EURONEWS –In a “clampdown” on illegal deforestation, the UK government has introduced a law that will force businesses to check more carefully where their materials are coming from.
Companies will be banned from selling items that use raw materials sourced in a way that breaches local laws to protect forests and other natural environments in the country where they are produced. It has been dubbed a “world first” by Zac Goldsmith, Minister of State for Pacific and the Environment.
As the UK gets ready to host UN climate talks, known as COP26, the country hopes these measures will encourage other nations to do more to protect the rainforest.

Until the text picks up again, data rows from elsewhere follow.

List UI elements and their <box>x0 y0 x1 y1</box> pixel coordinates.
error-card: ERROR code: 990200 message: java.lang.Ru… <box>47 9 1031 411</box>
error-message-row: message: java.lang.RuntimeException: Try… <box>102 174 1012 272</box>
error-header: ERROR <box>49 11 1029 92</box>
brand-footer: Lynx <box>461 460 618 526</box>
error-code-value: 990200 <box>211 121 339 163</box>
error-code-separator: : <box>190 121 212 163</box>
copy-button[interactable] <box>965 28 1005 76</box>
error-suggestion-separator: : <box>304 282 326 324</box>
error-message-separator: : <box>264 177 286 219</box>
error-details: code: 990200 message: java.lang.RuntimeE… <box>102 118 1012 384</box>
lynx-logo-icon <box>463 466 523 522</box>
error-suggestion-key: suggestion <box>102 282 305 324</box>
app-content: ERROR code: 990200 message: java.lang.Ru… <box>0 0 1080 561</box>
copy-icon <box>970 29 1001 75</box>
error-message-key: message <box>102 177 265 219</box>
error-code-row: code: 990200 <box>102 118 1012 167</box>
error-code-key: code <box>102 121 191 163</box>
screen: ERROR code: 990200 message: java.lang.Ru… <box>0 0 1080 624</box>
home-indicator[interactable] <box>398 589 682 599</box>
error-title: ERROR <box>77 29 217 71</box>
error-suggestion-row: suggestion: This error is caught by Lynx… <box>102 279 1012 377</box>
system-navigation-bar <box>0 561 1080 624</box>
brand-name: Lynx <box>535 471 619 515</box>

At the moment it can be difficult to trace the source of products such as soy, beef, palm, and leather. It was recently discovered that a fifth of soy and beef exported from Brazil to the EU came from illegally deforested land.
A consultation by the UK government about the new law received 60,000 responses with 99 percent of people agreeing that legislation needed to be brought in.
The new law calls for companies to increase transparency and do their “due diligence” by checking whether the items they produce are contributing to the illegal destruction of the environment. But it isn’t yet clear exactly how companies will prove their products are not coming from these places.
Polisano has called for companies like Tesco to instead cut down on the kinds of items that fuel deforestation in the Amazon and other crucial forests. “They must reduce the amount of meat and dairy they sell and drop forest destroyers from their supply chain immediately.”
As the host of COP26, there is pressure on the UK to show international leadership on essential climate issues like these. The government says that the new law is just one of a number of ways it plans to tackle deforestation in the future.
“In every conceivable way, we depend on the natural world around us. Rainforests cool the planet, provide clean air and water, and are a haven for some of the most endangered species on Earth – and so protecting them must be a core priority,” says Goldsmith.
“Our new due diligence law is one piece of a much bigger package of measures that we are putting in place to tackle deforestation.”